Amit Gupta, Head of Siemens’ Custom IC division, emphasized that EDA AI is fundamentally different from consumer AI. While general AI handles image recognition and language tasks, EDA AI must manage:

  • Technical documentation

  • Script generation

  • Test bench creation

  • Specialized design formats like Verilog and GDSII

To address these needs, Siemens introduced the Siemens EDA AI System—a framework that integrates generative AI and agentic AI across the entire semiconductor design workflow.

This system not only optimizes tool runtimes and improves quality of results but also allows engineers to interact with complex systems using natural language commands. As Gupta describes it, this AI framework acts as the connective tissue linking data, design tools, and human expertise.

NVIDIA’s Role: Supercomputing for EDA AI

Taking the stage next, Dr. John Linford from NVIDIA detailed how their supercomputing infrastructure is co-designed with hardware, software, and networking to accelerate both NVIDIA’s internal chip design and its customers’ projects.

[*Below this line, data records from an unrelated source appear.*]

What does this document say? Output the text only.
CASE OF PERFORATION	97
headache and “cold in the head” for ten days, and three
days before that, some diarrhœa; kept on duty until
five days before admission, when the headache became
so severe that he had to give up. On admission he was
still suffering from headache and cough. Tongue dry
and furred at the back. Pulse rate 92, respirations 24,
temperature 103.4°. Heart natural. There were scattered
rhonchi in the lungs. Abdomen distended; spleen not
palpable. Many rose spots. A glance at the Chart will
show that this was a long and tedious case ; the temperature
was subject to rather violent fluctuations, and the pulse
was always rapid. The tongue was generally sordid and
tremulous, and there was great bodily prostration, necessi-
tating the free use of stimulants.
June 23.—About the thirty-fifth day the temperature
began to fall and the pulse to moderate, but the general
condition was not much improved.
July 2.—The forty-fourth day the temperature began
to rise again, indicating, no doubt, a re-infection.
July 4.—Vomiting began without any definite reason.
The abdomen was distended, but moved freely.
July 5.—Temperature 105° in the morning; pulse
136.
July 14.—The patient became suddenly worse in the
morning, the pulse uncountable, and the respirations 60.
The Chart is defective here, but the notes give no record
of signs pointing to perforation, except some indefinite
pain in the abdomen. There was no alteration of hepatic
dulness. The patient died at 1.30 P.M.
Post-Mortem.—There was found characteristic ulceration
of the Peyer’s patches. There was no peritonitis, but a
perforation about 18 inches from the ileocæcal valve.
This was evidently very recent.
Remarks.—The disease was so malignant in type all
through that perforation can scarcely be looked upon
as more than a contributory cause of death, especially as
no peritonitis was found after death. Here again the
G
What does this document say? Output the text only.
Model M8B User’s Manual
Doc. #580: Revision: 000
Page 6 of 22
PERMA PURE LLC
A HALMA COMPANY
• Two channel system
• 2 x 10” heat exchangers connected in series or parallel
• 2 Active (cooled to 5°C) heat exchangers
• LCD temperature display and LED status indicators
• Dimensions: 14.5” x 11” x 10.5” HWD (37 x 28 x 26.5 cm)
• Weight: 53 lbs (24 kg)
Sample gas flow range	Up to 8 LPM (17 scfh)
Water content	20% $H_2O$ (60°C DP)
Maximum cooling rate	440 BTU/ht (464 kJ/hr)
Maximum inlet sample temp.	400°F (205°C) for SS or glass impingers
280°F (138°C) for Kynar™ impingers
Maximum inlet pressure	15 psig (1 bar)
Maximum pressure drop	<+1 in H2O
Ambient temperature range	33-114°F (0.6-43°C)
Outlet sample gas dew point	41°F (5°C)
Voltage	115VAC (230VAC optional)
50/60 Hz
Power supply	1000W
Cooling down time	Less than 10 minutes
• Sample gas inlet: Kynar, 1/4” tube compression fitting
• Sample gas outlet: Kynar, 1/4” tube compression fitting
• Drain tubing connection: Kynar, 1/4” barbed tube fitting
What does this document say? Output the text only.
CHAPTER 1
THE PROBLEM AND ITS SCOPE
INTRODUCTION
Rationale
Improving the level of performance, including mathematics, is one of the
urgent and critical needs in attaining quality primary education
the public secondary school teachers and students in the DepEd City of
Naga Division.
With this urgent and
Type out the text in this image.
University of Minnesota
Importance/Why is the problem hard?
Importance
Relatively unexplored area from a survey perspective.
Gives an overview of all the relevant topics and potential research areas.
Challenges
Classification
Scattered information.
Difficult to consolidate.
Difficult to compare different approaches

Key enablers for AI in EDA include:

  • CUDA-X: Over 450 domain-specific accelerated computing libraries, powering applications from chip lithography to fluid dynamics and thermal analysis.

  • NVIDIA NeMo: A Python-based framework for building enterprise-grade AI solutions with built-in guardrails.

  • NVIDIA Inference Microservices (NIM): Modular AI building blocks for on-premises or cloud deployment.

Linford also explained how NVIDIA’s AI inference accelerates physical simulation—a major advantage in developing digital twins—reducing verification time while preserving accuracy.

Strategic Collaboration Driving Industry Transformation

The Siemens-NVIDIA collaboration blends domain expertise in semiconductor design with cutting-edge computing infrastructure. Together, they deliver:

  • Hardware acceleration for high-compute workloads

  • Domain-optimized AI models tailored for EDA

  • Deployable AI microservices for seamless integration into engineering pipelines

This partnership showcases AI’s potential to transform the semiconductor industry—not by replacing engineers, but by empowering them to achieve more in less time.

The Future of EDA: AI-Powered, Software-Defined, Silicon-Enabled

The key takeaway from DAC TechTalk 2025 is that AI is becoming a core pillar of modern semiconductor design. Companies that adopt AI as a strategic partner, rather than a peripheral tool, will lead in an era defined by complexity, speed, and innovation.

The Siemens-NVIDIA partnership is a clear example of how AI in EDA can deliver real, measurable results—from improved design quality to reduced time-to-market—setting a new benchmark for the future of chip design.